1 ev 2 Aşık.

3.3K 100 7
                                    

Salonda masada oturmuş dergiye o kadar dalmışım ki, Kerem’in sesini duyduğumda yerimden sıçradım.

Kerem: Günaydın.

 Yerimden öyle bir sıçradım ki, o anki refleksle havaya kalkan elim çay bardağını tamamen masanın üzerine deviriverdi. Şaşkın gözlerle Kerem’e baktığımda, koşar adımlarla yanıma yaklaşıyordu.

Kerem: İyi misin?

 Kerem’in gözlerinde gördüğüm endişe içimi ısıtıyordu. Cevap vermeden mutfağa gidip, elimde kağıt havluyla tekrar salona geri girdim, Kerem masadaki sandalyelerden birine oturmuş beni takip ediyordu. Masanın üzerini silip ıslanmış dergiyi de çöpe attıktan sonra yerime tekrar oturdum. Bu kez de elime masanın üzerinde duran kitabı alıp okumaya başladım, çok geçmeden Kerem’in sesi duyuldu…

Kerem: Benden korkuyor musun?

 Elimdeki kitabı sertçe masaya bıraktım ve gözlerimi Kereme diktim.

Zeynep: Korkmam gerekiyor mu?

Kerem: Kafasını iki yana salladı… “ Hayır”

Zeynep: O zaman korkmuyorum.

Kerem: Korktun ama?

Zeynep: Ben hala beni bırakıp gittiğini hatırladığım için, unutuyorum bu evde olduğunu…

Kerem: Özür dilerim.

Zeynep: “Hı.hı… Affettim…” Öyle yapmacık bir ses tonuyla söyledim ki, Kerem’in canını yakmakla kalmayıp kendimi de tekrar paramparça ettim.

 Birkaç dakikalık sessizlikten sonra kitabımı tekrar elime almıştım ki…

Kerem: Zeynep?

 Söylemesi için kafamı kitaptan tekrar kaldırıp tekrar Kerem’e baktım.

Kerem: Barışların nerede olduğunu biliyor musun?

Zeynep: Dolabın üzerine bizim için bir not bırakmışlar eğer okursan anlarsın. Belki de giderken açıklama yapmanın ne demek olduğunu bilmediğinden anlamazsın…

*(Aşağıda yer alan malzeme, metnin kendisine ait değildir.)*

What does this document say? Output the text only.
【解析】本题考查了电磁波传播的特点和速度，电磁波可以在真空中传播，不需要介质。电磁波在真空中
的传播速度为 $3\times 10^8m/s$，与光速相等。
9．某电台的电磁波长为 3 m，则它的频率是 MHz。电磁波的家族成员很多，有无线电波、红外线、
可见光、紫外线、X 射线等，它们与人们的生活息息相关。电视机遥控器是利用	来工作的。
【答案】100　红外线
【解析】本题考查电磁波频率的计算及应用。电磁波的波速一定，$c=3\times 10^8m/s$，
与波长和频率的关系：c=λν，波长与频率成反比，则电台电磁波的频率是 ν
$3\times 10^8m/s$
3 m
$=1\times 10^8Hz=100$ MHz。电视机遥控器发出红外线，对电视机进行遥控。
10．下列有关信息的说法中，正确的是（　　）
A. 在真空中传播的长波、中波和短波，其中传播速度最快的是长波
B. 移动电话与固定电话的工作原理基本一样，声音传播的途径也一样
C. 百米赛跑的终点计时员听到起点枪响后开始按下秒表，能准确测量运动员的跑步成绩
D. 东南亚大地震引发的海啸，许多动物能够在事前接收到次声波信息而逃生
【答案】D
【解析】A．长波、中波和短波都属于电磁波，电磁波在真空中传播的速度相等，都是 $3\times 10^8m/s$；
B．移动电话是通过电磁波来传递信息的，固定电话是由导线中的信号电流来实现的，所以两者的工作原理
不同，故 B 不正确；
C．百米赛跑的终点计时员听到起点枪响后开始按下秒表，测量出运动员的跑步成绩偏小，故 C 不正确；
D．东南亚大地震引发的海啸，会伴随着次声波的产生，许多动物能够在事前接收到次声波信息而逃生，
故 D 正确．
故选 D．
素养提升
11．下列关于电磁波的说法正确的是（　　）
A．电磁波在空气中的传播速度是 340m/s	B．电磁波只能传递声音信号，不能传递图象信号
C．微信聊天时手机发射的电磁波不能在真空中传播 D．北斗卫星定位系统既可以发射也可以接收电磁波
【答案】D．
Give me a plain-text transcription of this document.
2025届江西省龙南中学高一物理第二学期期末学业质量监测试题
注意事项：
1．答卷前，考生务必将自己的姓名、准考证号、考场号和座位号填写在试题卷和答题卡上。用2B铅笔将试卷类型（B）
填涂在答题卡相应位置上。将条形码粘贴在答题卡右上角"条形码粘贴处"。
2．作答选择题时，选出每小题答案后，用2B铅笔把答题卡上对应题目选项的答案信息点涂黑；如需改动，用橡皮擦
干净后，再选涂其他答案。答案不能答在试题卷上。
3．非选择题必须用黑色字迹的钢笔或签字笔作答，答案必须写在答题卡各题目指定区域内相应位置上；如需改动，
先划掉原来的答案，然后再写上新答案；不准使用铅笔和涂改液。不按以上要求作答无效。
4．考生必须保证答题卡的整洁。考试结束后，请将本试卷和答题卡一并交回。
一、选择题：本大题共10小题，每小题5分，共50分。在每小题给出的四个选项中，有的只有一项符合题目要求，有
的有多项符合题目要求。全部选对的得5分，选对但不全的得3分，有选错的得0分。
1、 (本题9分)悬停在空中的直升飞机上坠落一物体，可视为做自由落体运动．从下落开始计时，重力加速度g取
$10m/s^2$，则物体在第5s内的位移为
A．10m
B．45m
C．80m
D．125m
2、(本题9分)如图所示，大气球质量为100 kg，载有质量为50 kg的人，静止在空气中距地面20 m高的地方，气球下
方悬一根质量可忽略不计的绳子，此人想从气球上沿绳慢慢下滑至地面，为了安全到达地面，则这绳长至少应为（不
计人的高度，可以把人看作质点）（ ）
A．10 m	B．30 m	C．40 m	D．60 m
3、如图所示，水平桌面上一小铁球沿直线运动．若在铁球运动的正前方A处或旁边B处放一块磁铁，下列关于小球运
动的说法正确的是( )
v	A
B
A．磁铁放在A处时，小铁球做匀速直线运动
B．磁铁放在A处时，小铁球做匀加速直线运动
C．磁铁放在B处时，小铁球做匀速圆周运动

 Kerem’in cevap vermesini beklemeden kitabı da alıp odama çıktım, yatağıma uzanıp elimi kalbimin üzerine koydum hala onu gördüğümde, konuştuğumda ilk günkü kadar heyecanlanıyordum. Aşağıda o kadar zor tuttum ki kendimi… Burnum onun kokusuyla dolarken ona sarılamamak o kadar zor ki…

-

Kerem’in ağzından

Zeynep’le konuşabilmek için iyi bir bahaneye ihtiyacım vardı… Masayı hazırlayıp göz gezdirdim… “ vay be ben neymişim” şimdi sıra Zeynep hanımı ikna edip kahvaltıya indirmeye geldi… Derin bir nefes alıp tüm cesaretimi topladım…

Kerem: Zeynep gelebilir miyim?

Zeynep: Gel…

Kapının yanında dikilen Kerem’e baktığımda sanki bir şey söylemek istiyor da söyleyemiyor gibiydi… Kerem’in haline gülmemek için dudaklarımı birbirine bastırdım.

Zeynep: Söyle Kerem.

Kerem: A. Iı… Kahvaltı edelim.

 Kaşlarımı havaya kaldırarak yavaşça kalktım yatağımdan, Kerem’in gözlerinin içerisine bakarak yanına yaklaştım.